Tackling disinformation: A learning guide

Generative AI is the ultimate disinformation amplifier

Generative artificial intelligence tools allow anyone to quickly and easily create massive amounts of fake content.

A hand pushes some sliders on a sound mixer

Generative artificial intelligence (GAI) adds a new dimension to the problem of disinformation. Freely available and largely unregulated tools make it possible for anyone to generate false information and fake content in vast quantities. These include imitating the voices of real people and creating photos and videos that are indistinguishable from real ones.

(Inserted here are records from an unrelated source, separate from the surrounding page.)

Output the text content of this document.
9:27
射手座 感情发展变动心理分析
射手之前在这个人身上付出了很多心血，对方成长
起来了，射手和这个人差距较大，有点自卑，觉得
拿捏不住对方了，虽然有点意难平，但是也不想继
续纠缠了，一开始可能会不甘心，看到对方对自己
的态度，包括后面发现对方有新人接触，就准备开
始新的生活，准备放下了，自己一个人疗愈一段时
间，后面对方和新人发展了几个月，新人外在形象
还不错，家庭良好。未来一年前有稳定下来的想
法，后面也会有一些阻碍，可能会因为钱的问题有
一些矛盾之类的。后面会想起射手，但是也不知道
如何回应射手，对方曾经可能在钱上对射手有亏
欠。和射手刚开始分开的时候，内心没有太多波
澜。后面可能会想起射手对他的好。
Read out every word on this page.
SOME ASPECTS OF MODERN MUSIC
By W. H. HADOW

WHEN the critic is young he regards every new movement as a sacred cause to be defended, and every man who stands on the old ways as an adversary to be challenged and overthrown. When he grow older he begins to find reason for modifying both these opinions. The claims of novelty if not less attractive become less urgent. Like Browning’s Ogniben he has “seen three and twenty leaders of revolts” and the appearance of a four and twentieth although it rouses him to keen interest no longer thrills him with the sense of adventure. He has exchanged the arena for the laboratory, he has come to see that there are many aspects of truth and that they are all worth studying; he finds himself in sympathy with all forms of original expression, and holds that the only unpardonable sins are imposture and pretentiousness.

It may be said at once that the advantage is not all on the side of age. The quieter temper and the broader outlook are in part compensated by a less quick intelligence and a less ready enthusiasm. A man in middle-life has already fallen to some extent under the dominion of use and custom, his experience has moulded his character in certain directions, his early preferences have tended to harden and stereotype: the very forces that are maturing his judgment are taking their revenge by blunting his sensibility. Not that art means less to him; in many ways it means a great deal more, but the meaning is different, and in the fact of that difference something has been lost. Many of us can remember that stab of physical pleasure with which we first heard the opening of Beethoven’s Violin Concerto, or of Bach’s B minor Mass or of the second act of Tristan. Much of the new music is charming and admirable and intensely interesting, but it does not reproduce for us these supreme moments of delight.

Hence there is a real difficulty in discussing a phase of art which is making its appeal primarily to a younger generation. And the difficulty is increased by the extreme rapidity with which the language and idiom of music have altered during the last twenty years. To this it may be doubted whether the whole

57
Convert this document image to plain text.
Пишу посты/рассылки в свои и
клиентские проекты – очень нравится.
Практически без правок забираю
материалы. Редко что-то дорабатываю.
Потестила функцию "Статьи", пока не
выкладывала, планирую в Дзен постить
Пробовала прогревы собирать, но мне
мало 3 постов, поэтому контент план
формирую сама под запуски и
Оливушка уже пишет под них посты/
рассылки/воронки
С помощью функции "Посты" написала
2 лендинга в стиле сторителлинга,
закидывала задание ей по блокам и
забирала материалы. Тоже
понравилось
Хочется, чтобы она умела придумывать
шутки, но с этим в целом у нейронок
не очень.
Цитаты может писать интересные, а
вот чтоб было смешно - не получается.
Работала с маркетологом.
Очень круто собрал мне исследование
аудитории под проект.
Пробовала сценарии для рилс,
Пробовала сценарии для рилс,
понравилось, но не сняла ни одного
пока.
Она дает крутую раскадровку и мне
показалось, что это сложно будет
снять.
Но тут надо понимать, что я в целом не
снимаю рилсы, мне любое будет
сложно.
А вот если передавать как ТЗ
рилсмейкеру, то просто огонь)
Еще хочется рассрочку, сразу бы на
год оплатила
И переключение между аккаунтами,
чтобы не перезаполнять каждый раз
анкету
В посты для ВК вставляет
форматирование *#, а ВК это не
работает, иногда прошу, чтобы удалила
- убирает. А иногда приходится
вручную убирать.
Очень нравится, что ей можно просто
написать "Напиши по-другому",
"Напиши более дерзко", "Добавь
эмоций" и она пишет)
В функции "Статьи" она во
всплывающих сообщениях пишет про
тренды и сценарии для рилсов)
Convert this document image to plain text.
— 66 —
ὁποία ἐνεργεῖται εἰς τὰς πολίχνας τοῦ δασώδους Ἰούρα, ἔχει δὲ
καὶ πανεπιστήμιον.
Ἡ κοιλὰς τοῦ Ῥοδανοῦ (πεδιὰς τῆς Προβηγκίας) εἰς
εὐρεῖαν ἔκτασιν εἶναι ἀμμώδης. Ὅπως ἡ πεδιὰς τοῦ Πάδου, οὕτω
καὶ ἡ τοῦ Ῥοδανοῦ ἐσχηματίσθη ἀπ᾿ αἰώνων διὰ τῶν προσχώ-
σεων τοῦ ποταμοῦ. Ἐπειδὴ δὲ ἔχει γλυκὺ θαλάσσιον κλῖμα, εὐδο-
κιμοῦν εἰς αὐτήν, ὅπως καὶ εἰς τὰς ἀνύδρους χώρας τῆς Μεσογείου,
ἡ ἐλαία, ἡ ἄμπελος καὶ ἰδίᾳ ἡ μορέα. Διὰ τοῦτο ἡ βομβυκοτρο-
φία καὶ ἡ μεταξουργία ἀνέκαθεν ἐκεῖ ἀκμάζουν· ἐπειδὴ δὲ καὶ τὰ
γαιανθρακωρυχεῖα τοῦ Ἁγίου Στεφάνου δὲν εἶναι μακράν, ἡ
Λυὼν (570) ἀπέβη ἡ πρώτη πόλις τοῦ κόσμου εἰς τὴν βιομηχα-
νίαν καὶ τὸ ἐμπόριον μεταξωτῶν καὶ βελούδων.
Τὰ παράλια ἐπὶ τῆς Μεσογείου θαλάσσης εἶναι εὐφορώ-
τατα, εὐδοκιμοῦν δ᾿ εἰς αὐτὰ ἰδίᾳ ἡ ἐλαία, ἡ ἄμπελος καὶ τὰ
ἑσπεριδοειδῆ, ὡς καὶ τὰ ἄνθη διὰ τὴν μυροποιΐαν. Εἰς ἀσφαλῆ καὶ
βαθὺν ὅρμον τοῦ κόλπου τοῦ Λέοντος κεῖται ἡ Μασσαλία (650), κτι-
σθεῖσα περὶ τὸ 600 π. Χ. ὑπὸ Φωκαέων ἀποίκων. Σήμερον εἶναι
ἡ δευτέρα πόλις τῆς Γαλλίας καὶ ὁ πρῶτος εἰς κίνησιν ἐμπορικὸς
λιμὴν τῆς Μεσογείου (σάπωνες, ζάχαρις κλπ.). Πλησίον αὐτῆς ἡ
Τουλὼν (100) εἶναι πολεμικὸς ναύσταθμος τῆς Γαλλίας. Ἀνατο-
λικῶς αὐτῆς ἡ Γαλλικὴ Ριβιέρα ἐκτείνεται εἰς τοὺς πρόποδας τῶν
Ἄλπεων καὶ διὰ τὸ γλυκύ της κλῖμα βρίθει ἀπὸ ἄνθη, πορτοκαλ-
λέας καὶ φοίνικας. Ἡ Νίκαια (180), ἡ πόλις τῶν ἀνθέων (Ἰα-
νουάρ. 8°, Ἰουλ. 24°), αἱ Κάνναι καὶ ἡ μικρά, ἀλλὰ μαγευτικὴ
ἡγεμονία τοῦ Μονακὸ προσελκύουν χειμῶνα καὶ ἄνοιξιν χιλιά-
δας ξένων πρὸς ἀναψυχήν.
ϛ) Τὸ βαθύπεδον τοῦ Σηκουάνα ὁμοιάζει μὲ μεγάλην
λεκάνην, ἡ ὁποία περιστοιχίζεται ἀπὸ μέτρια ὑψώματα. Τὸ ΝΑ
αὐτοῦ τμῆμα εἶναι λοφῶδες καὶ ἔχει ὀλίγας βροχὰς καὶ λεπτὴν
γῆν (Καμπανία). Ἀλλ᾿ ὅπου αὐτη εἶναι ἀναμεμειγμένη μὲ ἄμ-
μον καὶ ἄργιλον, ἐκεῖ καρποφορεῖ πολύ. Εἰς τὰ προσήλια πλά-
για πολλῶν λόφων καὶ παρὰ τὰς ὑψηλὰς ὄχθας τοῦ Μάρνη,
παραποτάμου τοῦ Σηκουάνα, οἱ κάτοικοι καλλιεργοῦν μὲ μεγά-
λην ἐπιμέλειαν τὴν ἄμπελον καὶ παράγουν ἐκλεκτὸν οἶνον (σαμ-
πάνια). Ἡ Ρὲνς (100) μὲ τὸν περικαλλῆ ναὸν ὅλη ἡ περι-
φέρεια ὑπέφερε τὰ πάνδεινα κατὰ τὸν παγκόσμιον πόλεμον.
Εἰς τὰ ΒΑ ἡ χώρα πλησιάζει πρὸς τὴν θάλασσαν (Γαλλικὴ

But there is also a positive side. Used smartly, GAI can provide a greater number of content consumers with trustworthy information, thereby counteracting disinformation.

To understand the positives and negatives of GAI, it is first important to understand what AI is, and what is so special about generative AI.

What do machine learning, AI and generative AI mean?

Artificial intelligence refers to a collection of ideas, technologies and techniques that relate to a computer system's capacity to perform tasks that normally require human intelligence. When we talk about AI in the context of journalism, we usually mean machine learning (ML) as a sub field of AI.

In basic terms, machine learning is the process of training a piece of software, called a model, to make useful predictions or generate content from data. The roots of machine learning are in statistics, which can also be thought of as the art of extracting knowledge from data. What machine learning does is to use data to answer questions. More formally, it refers to the use of algorithms that learn patterns from data and can perform tasks without being explicitly programmed to do so. Or in other words: they learn.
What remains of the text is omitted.